January 21st, 2009
The Wall Street Journal has just reported that:
“The Securities and Exchange Commission has opened an inquiry into Apple Inc.’s disclosures about Chief Executive Steve Jobs’s health, a person familiar with the matter said.
“The inquiry comes after Apple disclosed on Jan. 14 that Mr. Jobs has a “more complex” medical condition than he earlier stated and that he would take a leave of absence until the end of June. The news caused a drop in Apple shares on following days.
“The week before, Mr. Jobs had issued a statement reassuring investors and employees about his health.
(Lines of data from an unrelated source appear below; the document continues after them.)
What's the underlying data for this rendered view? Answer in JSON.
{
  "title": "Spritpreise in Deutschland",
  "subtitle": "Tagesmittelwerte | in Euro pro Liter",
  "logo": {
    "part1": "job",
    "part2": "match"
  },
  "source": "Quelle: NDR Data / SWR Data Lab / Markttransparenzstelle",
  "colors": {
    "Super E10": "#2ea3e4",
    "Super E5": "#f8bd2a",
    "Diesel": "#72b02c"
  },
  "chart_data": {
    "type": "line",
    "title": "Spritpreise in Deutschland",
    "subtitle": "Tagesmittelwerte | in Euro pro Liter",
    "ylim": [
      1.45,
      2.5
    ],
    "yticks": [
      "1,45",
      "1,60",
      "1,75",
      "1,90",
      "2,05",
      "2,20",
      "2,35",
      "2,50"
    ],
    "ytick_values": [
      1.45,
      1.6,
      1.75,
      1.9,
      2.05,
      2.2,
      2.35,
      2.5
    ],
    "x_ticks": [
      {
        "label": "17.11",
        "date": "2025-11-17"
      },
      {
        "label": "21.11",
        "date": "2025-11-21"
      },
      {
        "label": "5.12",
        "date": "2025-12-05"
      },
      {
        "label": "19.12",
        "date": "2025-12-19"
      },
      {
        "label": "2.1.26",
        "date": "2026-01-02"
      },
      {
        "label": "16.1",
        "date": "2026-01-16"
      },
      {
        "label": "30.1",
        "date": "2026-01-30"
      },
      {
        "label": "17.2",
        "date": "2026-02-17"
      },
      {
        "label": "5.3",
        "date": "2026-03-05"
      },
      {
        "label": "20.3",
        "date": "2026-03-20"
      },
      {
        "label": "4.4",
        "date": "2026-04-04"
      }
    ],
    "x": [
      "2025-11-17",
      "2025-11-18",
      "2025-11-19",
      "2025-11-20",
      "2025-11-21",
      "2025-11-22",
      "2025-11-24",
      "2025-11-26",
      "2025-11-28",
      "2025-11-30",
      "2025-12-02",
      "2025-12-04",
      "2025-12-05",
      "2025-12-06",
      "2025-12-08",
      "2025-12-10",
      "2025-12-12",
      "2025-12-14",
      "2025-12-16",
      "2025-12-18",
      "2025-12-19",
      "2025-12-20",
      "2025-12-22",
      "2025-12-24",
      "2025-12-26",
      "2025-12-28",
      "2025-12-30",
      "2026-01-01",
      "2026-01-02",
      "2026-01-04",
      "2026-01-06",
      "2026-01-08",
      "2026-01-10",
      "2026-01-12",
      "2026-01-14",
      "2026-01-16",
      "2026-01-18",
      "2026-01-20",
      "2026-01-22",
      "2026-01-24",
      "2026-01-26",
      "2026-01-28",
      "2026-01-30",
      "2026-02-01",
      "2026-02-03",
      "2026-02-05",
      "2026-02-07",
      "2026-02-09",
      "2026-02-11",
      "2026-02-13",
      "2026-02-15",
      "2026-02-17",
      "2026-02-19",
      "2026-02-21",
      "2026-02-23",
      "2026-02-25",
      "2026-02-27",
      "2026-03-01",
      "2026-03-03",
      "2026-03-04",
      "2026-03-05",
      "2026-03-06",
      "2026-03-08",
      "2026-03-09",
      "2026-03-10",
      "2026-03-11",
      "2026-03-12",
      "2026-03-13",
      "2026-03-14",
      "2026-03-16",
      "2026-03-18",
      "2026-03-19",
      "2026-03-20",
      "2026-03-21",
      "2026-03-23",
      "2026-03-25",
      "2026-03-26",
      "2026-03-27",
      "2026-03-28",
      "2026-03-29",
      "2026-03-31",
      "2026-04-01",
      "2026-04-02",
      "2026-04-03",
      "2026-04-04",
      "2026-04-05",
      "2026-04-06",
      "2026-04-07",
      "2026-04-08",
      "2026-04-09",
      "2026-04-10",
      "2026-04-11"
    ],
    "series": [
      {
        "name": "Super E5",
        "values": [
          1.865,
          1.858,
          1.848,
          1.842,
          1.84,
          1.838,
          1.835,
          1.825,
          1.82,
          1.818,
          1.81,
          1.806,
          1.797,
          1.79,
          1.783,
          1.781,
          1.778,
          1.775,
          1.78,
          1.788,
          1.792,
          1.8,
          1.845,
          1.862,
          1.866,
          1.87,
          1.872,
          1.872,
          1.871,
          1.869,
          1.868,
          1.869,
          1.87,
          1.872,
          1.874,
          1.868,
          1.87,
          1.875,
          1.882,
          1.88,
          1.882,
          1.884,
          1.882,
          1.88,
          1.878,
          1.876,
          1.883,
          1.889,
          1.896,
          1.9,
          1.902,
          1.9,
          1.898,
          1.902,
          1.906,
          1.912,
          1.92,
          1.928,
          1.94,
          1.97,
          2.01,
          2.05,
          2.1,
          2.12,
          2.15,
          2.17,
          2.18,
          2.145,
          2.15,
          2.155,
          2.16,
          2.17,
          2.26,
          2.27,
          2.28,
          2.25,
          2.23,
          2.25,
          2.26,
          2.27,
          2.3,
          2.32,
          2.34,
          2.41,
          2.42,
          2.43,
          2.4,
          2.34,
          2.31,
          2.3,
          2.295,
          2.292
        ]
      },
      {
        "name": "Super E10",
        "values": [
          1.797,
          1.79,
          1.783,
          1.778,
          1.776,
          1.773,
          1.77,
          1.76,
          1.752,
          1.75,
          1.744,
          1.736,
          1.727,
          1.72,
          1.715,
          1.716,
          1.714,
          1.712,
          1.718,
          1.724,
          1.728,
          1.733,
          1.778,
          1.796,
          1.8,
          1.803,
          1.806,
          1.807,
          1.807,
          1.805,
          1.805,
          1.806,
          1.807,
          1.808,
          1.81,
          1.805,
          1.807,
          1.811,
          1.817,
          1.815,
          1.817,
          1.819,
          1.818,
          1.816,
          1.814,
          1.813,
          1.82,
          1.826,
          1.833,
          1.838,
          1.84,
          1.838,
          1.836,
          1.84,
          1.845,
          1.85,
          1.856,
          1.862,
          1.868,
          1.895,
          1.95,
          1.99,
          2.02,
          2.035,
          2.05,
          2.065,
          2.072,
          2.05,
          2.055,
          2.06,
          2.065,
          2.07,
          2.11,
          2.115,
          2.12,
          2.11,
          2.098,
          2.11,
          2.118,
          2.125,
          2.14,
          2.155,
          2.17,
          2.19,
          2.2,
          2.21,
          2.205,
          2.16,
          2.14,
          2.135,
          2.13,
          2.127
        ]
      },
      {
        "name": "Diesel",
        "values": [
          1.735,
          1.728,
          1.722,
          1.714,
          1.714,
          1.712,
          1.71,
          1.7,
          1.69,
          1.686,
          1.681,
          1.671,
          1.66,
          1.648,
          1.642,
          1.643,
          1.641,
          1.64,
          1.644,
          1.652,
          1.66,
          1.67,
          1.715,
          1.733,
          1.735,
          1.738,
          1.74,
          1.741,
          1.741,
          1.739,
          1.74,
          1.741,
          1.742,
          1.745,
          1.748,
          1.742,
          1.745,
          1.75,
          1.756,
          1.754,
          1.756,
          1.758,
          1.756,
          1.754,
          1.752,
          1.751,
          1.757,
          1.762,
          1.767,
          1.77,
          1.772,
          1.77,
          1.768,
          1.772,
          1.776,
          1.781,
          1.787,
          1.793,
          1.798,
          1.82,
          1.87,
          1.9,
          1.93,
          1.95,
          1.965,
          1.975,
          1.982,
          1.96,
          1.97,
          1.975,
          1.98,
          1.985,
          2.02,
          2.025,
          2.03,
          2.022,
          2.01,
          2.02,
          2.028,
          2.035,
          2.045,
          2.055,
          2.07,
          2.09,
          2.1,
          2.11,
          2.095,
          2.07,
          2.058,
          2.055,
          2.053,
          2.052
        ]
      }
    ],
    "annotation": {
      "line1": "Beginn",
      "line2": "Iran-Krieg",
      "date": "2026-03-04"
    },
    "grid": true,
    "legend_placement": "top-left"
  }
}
In the earlier statement, he said he had a “hormone imbalance” for which he had begun “relatively simple and straightforward” treatment.”
The article continues (in part):
“Corporate-governance lawyers say companies are required to update investors if new information makes earlier public statements outdated…Investors and corporate governance experts have criticized the disclosures as inadequate, saying among other things that Mr. Jobs’s reference to a “hormone imbalance” was too general.”
In my December 2008 article on the subject, I point out that an article in Fortune magazine from last March noted that “the SEC requires that any public company disclose material information to investors so that they can include it in their calculation of whether to buy or sell a stock. But there are no specific guidelines governing health issues, and the SEC has never taken action against a company in this area.”
I concluded that while “I am not a lawyer…this strikes me as very clear proof that Steve Jobs’ health is absolutely material information that shareholders have every right to know about at the earliest possible moment. Clearly it’s time for the SEC to revise its rules.”